Przypowieść o talentach
14 Podobnie też [jest] jak z pewnym człowiekiem, który mając się udać w podróż, przywołał swoje sługi i przekazał im swój majątek. 15 Jednemu dał pięć talentów, drugiemu dwa, trzeciemu jeden, każdemu według jego zdolności, i odjechał. Zaraz 16 ten, który otrzymał pięć talentów, poszedł, puścił je w obrót i zyskał drugie pięć. 17 Tak samo i ten, który dwa otrzymał; on również zyskał drugie dwa. 18 Ten zaś, który otrzymał jeden, poszedł i rozkopawszy ziemię, ukrył pieniądze swego pana. 19 Po dłuższym czasie powrócił pan owych sług i zaczął rozliczać się z nimi. 20 Wówczas przyszedł ten, który otrzymał pięć talentów. Przyniósł drugie pięć i rzekł: "Panie, przekazałeś mi pięć talentów, oto drugie pięć talentów zyskałem". 21 Rzekł mu pan: "Dobrze, sługo dobry i wierny! Byłeś wierny w rzeczach niewielu, nad wieloma cię postawię: wejdź do radości twego pana!" 22 Przyszedł również i ten, który otrzymał dwa talenty, mówiąc: "Panie, przekazałeś mi dwa talenty, oto drugie dwa talenty zyskałem". 23 Rzekł mu pan: "Dobrze, sługo dobry i wierny! Byłeś wierny w rzeczach niewielu, nad wieloma cię postawię: wejdź do radości twego pana!" 24 Przyszedł i ten, który otrzymał jeden talent, i rzekł: "Panie, wiedziałem, żeś jest człowiek twardy: chcesz żąć tam, gdzie nie posiałeś, i zbierać tam, gdzieś nie rozsypał. 25 Bojąc się więc, poszedłem i ukryłem twój talent w ziemi. Oto masz swoją własność!" 26 Odrzekł mu pan jego: "Sługo zły i gnuśny! Wiedziałeś, że chcę żąć tam, gdzie nie posiałem, i zbierać tam, gdziem nie rozsypał. 27 Powinieneś więc był oddać moje pieniądze bankierom, a ja po powrocie byłbym z zyskiem odebrał swoją własność. 28 Dlatego odbierzcie mu ten talent, a dajcie temu, który ma dziesięć talentów. 29 Każdemu bowiem, kto ma, będzie dodane, tak że nadmiar mieć będzie. Temu zaś, kto nie ma, zabiorą nawet to, co ma. 30 A sługę nieużytecznego wyrzućcie na zewnątrz - w ciemności! Tam będzie płacz i zgrzytanie zębów". (Mt 25, 14-30).
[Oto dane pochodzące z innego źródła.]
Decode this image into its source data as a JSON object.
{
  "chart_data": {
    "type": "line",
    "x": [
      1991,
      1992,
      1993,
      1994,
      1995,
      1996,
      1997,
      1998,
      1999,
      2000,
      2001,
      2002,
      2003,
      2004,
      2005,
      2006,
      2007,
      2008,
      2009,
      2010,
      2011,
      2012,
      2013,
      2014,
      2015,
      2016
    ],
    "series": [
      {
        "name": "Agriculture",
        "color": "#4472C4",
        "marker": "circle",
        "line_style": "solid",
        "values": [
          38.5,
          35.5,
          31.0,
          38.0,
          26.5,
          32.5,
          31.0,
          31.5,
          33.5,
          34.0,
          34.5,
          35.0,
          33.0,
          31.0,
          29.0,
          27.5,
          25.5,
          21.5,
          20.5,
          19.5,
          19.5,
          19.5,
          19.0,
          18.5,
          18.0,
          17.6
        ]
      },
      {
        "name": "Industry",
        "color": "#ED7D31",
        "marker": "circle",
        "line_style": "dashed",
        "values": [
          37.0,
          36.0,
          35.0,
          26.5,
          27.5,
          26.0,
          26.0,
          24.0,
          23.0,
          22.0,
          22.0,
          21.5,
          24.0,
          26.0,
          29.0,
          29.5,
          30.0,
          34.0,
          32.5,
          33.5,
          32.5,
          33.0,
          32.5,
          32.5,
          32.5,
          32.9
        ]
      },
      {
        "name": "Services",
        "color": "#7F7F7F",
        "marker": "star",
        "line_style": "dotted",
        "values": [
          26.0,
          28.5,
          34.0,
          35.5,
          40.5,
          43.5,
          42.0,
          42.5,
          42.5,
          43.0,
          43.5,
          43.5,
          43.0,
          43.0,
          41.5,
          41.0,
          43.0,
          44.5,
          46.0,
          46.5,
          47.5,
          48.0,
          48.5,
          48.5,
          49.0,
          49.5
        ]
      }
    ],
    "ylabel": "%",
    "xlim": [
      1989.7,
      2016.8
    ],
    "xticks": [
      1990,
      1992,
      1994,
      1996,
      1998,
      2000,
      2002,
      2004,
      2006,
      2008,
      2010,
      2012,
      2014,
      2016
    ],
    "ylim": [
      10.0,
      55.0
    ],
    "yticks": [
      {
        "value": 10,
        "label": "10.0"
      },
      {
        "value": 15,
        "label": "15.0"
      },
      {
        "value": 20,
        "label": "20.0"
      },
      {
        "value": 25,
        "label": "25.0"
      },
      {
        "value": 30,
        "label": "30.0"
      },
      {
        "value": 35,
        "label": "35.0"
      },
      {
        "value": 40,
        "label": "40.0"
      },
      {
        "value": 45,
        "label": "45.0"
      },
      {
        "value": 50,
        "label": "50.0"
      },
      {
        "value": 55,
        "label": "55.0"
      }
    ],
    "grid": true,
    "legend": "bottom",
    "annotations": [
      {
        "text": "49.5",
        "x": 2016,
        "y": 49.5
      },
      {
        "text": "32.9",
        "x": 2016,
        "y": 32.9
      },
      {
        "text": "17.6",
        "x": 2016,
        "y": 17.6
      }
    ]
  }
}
Talenty to dary dane nam od Pana Boga
w Duchu Świętym właśnie po to, by je rozwijać ale prawdziwe
szczęście i spełnienie w życiu odnajdzie ten, kto rozwija je na
chwałę Pana z myślą o innych.
Nie myśl, że nie jesteś godzien, by
pomagać innym, że jesteś zbyt samolubny, sam masz za mało, to
jeszcze nie ten czas... Zaufaj Panu, powierz mu się w tym zamyśle o
On już znajdzie sposób, by poprowadzić cię najlepszą ścieżką,
wskaże najlepsze rozwiązanie. Pewnie będziesz nieraz potykał się
i upadał. Pojawi się w tobie poczucie winy i zwątpienie, że nie
jesteś godzien, nie dasz rady... Pamiętasz początek artykułu?
Dobrze wiesz, skąd pochodzą te myśli. Przeciwnikowi właśnie o to
chodzi, by wybić cię z obranej drogi. Dlatego, gdy poczujesz w sobie Ducha Bożego, stań odważnie i
powiedz głośno, by odszedł precz, bo ty wybrałeś Bożą Ścieżkę,
prowadzenie i wzrastanie w Jezusie, Panu naszym.